Artık hiçbir şey o kıvamda değil. İlişkilerimizin ahengi eskisi gibi değil. Bugünün insanı konuşmaya gelince açıyor ağzını, duygulanmaya gelince tutuyor kendini. Zaman yok ya, hep bir telaş halindeyiz ya, bunca koşuşturma arasında kimsenin durup da duygulanmaya vakti yok.Adam mesleğinde hayli yükselmiş, kadınsa çocukları büyütmüş artık. Ne sıradışı bir heyecan var ne de yeni bir sınav. Birbirlerine tahammül edemedikleri zamanlar da oluyor. Aynı çatı altında iki ayrı dünya kurmuşlar kendilerine. Öyle günler oluyor ki, "Çekip gitsem" diyor adam içinden. "Yeniden başlasam hayata, tazelensem, yenilensem. Kırkından sonra, ellisinden sonra yepyeni bir hayata atılanlar var. Bende geç kalmış sayılmam. Bunca zaman karımı ve çocuklarımı incitmemek için hep alttan aldım, ama artık çocuklar büyüdü ve karım da kendine yeter. Gidebilirim istersem. Bir gün...Belki"

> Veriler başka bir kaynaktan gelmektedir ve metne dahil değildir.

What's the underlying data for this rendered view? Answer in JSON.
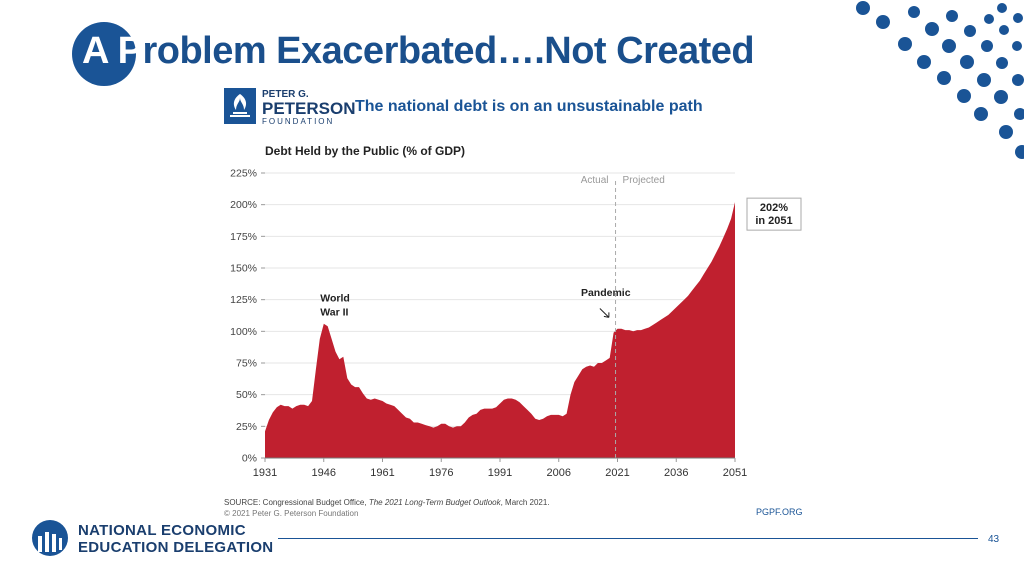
{
  "slide": {
    "title_lead": "A P",
    "title_rest": "roblem Exacerbated….Not Created",
    "page_number": "43",
    "org_line1": "NATIONAL ECONOMIC",
    "org_line2": "EDUCATION DELEGATION"
  },
  "pgpf": {
    "name_line1": "PETER G.",
    "name_line2": "PETERSON",
    "name_line3": "FOUNDATION",
    "tagline": "The national debt is on an unsustainable path",
    "source_line1_pre": "SOURCE: Congressional Budget Office, ",
    "source_line1_italic": "The 2021 Long-Term Budget Outlook",
    "source_line1_post": ", March 2021.",
    "source_line2": "© 2021 Peter G. Peterson Foundation",
    "url": "PGPF.ORG"
  },
  "colors": {
    "brand_blue": "#1a5496",
    "area_red": "#c0202f"
  },
  "chart_data": {
    "type": "area",
    "title": "Debt Held by the Public (% of GDP)",
    "xlim": [
      1931,
      2051
    ],
    "ylim": [
      0,
      225
    ],
    "x_ticks": [
      "1931",
      "1946",
      "1961",
      "1976",
      "1991",
      "2006",
      "2021",
      "2036",
      "2051"
    ],
    "y_ticks": [
      "0%",
      "25%",
      "50%",
      "75%",
      "100%",
      "125%",
      "150%",
      "175%",
      "200%",
      "225%"
    ],
    "divider_x": 2020.5,
    "actual_label": "Actual",
    "projected_label": "Projected",
    "annotations": {
      "wwii": "World\nWar II",
      "pandemic": "Pandemic",
      "end_line1": "202%",
      "end_line2": "in 2051"
    },
    "x": [
      1931,
      1932,
      1933,
      1934,
      1935,
      1936,
      1937,
      1938,
      1939,
      1940,
      1941,
      1942,
      1943,
      1944,
      1945,
      1946,
      1947,
      1948,
      1949,
      1950,
      1951,
      1952,
      1953,
      1954,
      1955,
      1956,
      1957,
      1958,
      1959,
      1960,
      1961,
      1962,
      1963,
      1964,
      1965,
      1966,
      1967,
      1968,
      1969,
      1970,
      1971,
      1972,
      1973,
      1974,
      1975,
      1976,
      1977,
      1978,
      1979,
      1980,
      1981,
      1982,
      1983,
      1984,
      1985,
      1986,
      1987,
      1988,
      1989,
      1990,
      1991,
      1992,
      1993,
      1994,
      1995,
      1996,
      1997,
      1998,
      1999,
      2000,
      2001,
      2002,
      2003,
      2004,
      2005,
      2006,
      2007,
      2008,
      2009,
      2010,
      2011,
      2012,
      2013,
      2014,
      2015,
      2016,
      2017,
      2018,
      2019,
      2020,
      2021,
      2022,
      2023,
      2024,
      2025,
      2026,
      2027,
      2028,
      2029,
      2030,
      2031,
      2032,
      2033,
      2034,
      2035,
      2036,
      2037,
      2038,
      2039,
      2040,
      2041,
      2042,
      2043,
      2044,
      2045,
      2046,
      2047,
      2048,
      2049,
      2050,
      2051
    ],
    "values": [
      21,
      30,
      36,
      40,
      42,
      41,
      41,
      39,
      41,
      42,
      42,
      41,
      45,
      70,
      94,
      106,
      104,
      94,
      84,
      78,
      80,
      63,
      58,
      56,
      56,
      51,
      47,
      46,
      47,
      46,
      45,
      43,
      42,
      41,
      38,
      35,
      32,
      31,
      28,
      28,
      27,
      26,
      25,
      24,
      25,
      27,
      27,
      25,
      24,
      25,
      25,
      28,
      32,
      34,
      35,
      38,
      39,
      39,
      39,
      40,
      43,
      46,
      47,
      47,
      46,
      44,
      41,
      38,
      35,
      31,
      30,
      31,
      33,
      34,
      34,
      34,
      33,
      35,
      50,
      60,
      65,
      70,
      72,
      73,
      72,
      75,
      75,
      77,
      79,
      99,
      102,
      102,
      101,
      101,
      100,
      101,
      101,
      102,
      103,
      105,
      107,
      109,
      111,
      113,
      116,
      119,
      122,
      125,
      128,
      132,
      136,
      140,
      145,
      150,
      155,
      161,
      167,
      174,
      181,
      189,
      202
    ]
  }
}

Öyle günler oluyor ki, "Çekip gitsem" diyor kadın. "Yeniden başlasam hayata, tazelensem, yenilensem. Otuz beş yaşına kadar ha bire didişiyorsun, ya ailenle akrabalarınla, ya arkadaşlarınla, ya sevdiğinle, ya bedeninle. Ama esas kırkından sonra başlıyor kadınlık. Kadın ancak o yaştan sonra olgunlaşıyor, kendini buluyor. Bunca zaman kocamı ve çocuklarımı kırmamak için hep alttan aldım, ama artık çocuklar büyüdü, kocam da kendine yeter. Hem kadın olmamın avantajları var. Kadınlar yalnız kalabilir. Biz kadınlar erkeklerden daha dayanıklıyız. Gidebilirim istersem. Bir gün...Belki"
Gitmek ama nereye? Mümkün olduğunca uzağa. Kendinden kaçarcasına git. Kaç hayat yaşayınca yorulur insan? Kaç seneden sonra yaşlı, kaç sevdadan sonra kalpsiz olur kişi?
Ne adam göze alabiliyor çekip gitmeyi, ne kadın. Evlilikleri orda burda konuşuluyor, "En başarılı evlilikler" arasında sayılıyor. Parmakla gösteriliyorlar. Bunca senedir mutlu bir evlilik yürütmenin sırrını soranlara "karşılıklı sevgi ve saygı" diyorlar gülümseyerek. Diyemiyorlar ki "karşılıklı sevgi ve saygı ve bir de karşılıklı bir türlü çekip gidememek..." Günler günleri kovalıyor. Günler günleri aynen tekrarlıyor. Yoruluyorlar. Yaşamaktan değil, yaşayamamaktan yoruluyorlar.